Find which genre is gaining popularity over time.

# get the year from release date
genre_trend <- movie_details %>% 
  mutate(release_year = year(release_date)) %>% 
  group_by(release_year, genres) %>% 
  mutate(avg_rate_year = mean(user_score)) %>% 
  arrange(release_year)

ggplot(genre_trend, aes(x = release_year, y = avg_rate_year, color = genres)) +
  geom_line()+
  geom_smooth(method = "lm") +
  labs(title = "Genre Popularity Over Time", x = "Year", y = "Average Genre Rank") + 
  theme_minimal() + 
  theme(axis.text.x = element_text(angle = 45, hjust = 1)) +
  facet_wrap(~genres)

## `geom_smooth()` using formula = 'y ~ x'

## Warning in qt((1 - level)/2, df): NaNs produced

## Warning in max(ids, na.rm = TRUE): no non-missing arguments to max; returning
## -Inf

# number one movie of that genre for that year
movie_by_genre <- genre_trend %>% 
  group_by(release_year, genres) %>% 
  arrange(desc(user_score)) %>% 
  slice(1) %>% 
  select(title, release_year, genres,user_score, director)

Which movie has the best rating in that genre?

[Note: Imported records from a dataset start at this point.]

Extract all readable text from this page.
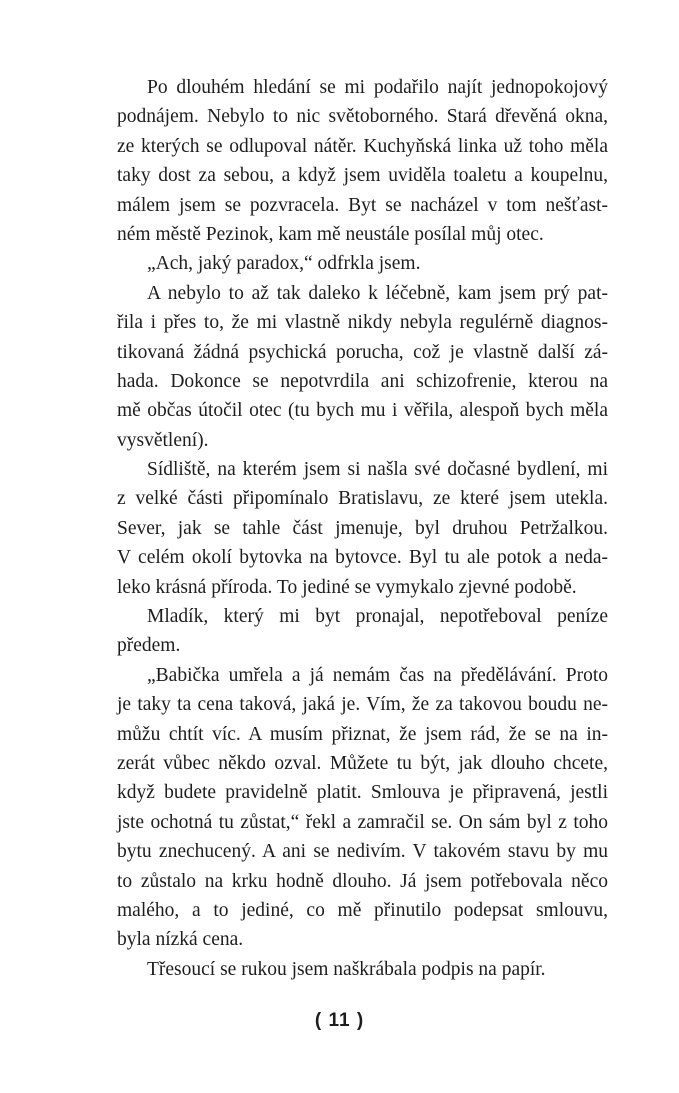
Po dlouhém hledání se mi podařilo najít jednopokojový
podnájem. Nebylo to nic světoborného. Stará dřevěná okna,
ze kterých se odlupoval nátěr. Kuchyňská linka už toho měla
taky dost za sebou, a když jsem uviděla toaletu a koupelnu,
málem jsem se pozvracela. Byt se nacházel v tom nešťast-
ném městě Pezinok, kam mě neustále posílal můj otec.
„Ach, jaký paradox,“ odfrkla jsem.
A nebylo to až tak daleko k léčebně, kam jsem prý pat-
řila i přes to, že mi vlastně nikdy nebyla regulérně diagnos-
tikovaná žádná psychická porucha, což je vlastně další zá-
hada. Dokonce se nepotvrdila ani schizofrenie, kterou na
mě občas útočil otec (tu bych mu i věřila, alespoň bych měla
vysvětlení).
Sídliště, na kterém jsem si našla své dočasné bydlení, mi
z velké části připomínalo Bratislavu, ze které jsem utekla.
Sever, jak se tahle část jmenuje, byl druhou Petržalkou.
V celém okolí bytovka na bytovce. Byl tu ale potok a neda-
leko krásná příroda. To jediné se vymykalo zjevné podobě.
Mladík, který mi byt pronajal, nepotřeboval peníze
předem.
„Babička umřela a já nemám čas na předělávání. Proto
je taky ta cena taková, jaká je. Vím, že za takovou boudu ne-
můžu chtít víc. A musím přiznat, že jsem rád, že se na in-
zerát vůbec někdo ozval. Můžete tu být, jak dlouho chcete,
když budete pravidelně platit. Smlouva je připravená, jestli
jste ochotná tu zůstat,“ řekl a zamračil se. On sám byl z toho
bytu znechucený. A ani se nedivím. V takovém stavu by mu
to zůstalo na krku hodně dlouho. Já jsem potřebovala něco
malého, a to jediné, co mě přinutilo podepsat smlouvu,
byla nízká cena.
Třesoucí se rukou jsem naškrábala podpis na papír.
( 11 )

best_rated_movie <- movie_details %>% 
  group_by(genres) %>% 
  arrange(desc(user_score)) %>% 
  slice(1) %>% 
  select(title, release_date, genres,user_score, director)

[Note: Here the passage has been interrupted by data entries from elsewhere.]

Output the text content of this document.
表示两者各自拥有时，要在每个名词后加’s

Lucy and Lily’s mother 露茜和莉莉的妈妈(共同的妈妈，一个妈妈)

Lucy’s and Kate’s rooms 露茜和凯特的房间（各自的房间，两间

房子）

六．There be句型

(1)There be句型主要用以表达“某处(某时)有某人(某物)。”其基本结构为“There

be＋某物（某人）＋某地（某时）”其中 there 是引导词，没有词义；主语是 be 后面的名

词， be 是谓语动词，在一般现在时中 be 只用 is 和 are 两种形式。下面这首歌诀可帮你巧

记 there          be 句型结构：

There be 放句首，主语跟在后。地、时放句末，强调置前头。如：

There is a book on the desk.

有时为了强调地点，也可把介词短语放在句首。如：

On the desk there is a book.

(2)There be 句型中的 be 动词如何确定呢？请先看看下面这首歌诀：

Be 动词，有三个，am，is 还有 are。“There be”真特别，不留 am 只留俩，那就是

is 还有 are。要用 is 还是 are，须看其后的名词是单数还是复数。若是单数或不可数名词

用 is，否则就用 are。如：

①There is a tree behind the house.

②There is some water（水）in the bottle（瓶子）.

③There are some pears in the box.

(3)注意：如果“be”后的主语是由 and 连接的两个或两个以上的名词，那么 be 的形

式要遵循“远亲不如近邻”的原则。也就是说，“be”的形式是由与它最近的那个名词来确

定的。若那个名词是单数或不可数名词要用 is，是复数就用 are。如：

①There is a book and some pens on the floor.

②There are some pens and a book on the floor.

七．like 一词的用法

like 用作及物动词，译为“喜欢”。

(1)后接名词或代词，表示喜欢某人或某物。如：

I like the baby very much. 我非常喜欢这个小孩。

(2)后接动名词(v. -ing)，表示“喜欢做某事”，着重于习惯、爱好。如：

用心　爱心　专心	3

knitr::kable(best_rated_movie, position = "center")

title	release_date	genres	user_score	director
The Dark Knight	2008-07-16	Action	8.5	Christopher Nolan
The Lord of the Rings: The Return of the King	2003-12-17	Adventure	8.5	Peter Jackson
Spirited Away	2001-07-20	Animation	8.5	Hayao Miyazaki
Dilwale Dulhania Le Jayenge	1995-10-20	Comedy	8.5	Aditya Chopra
The Shawshank Redemption	1994-09-23	Crime	8.7	Frank Darabont
The Shawshank Redemption	1994-09-23	Drama	8.7	Frank Darabont
Spirited Away	2001-07-20	Family	8.5	Hayao Miyazaki
Spirited Away	2001-07-20	Fantasy	8.5	Hayao Miyazaki
Schindler’s List	1993-12-15	History	8.6	Steven Spielberg
Psycho	1960-06-22	Horror	8.4	Alfred Hitchcock
Whiplash	2014-10-10	Music	8.4	Damien Chazelle
Psycho	1960-06-22	Mystery	8.4	Alfred Hitchcock
Dilwale Dulhania Le Jayenge	1995-10-20	Romance	8.5	Aditya Chopra
The Wild Robot	2024-09-12	Science Fiction	8.5	Chris Sanders
Return	1975-09-04	Short	6.9	Bill Viola
Steven Universe: The Movie	2019-10-07	TV Movie	8.2	Rebecca Sugar
The Dark Knight	2008-07-16	Thriller	8.5	Christopher Nolan
Schindler’s List	1993-12-15	War	8.6	Steven Spielberg
The Good, the Bad and the Ugly	1966-12-22	Western	8.5	Sergio Leone

Conclusion

From Kaggle, this data set about “which movie I should see?” has three files tied by the movie id. I originally tried to upload all three files into MySQL database but was unable to do so. In the end only one table was successfully uploaded and pulled from MySQL the other two tables were uploaded onto Github and pulled with the raw address.

There were not too many cleaning I had to do with this data set. Mostly converting the values to the right data type and separate the columns that had multiple values in one cell. When data is in the right data type like dates, then it will become easier to do analysis that shows trend over time. I tried a couple different ways to analyze the data using the clean data from previous step, I created a movie_details data frame for analysis.

First I found the genre popularity ranking based on user_score. Surprisingly the War genres comes in first even though it doesn’t have as many as categories like comedy or drama but the overall quality of movies in that genre generally scored higher than other categories. Then I tried to find the trend for genre over time and it seems that other than the Animation category that is gaining better ratings over the years, comedy, crime, horror, mystery, and thriller has a noticeable declining rating over the years. Lastly, I looked for the best rated movie titles in each category and noticed that some movies appeared in two different genres. This is due to when the genre is split the user_score stayed the same for each observation of the same movie but for different genre. Maybe if each movie is given a rating score evaluated for that category then we would get a more accurate list of best movies in each genre.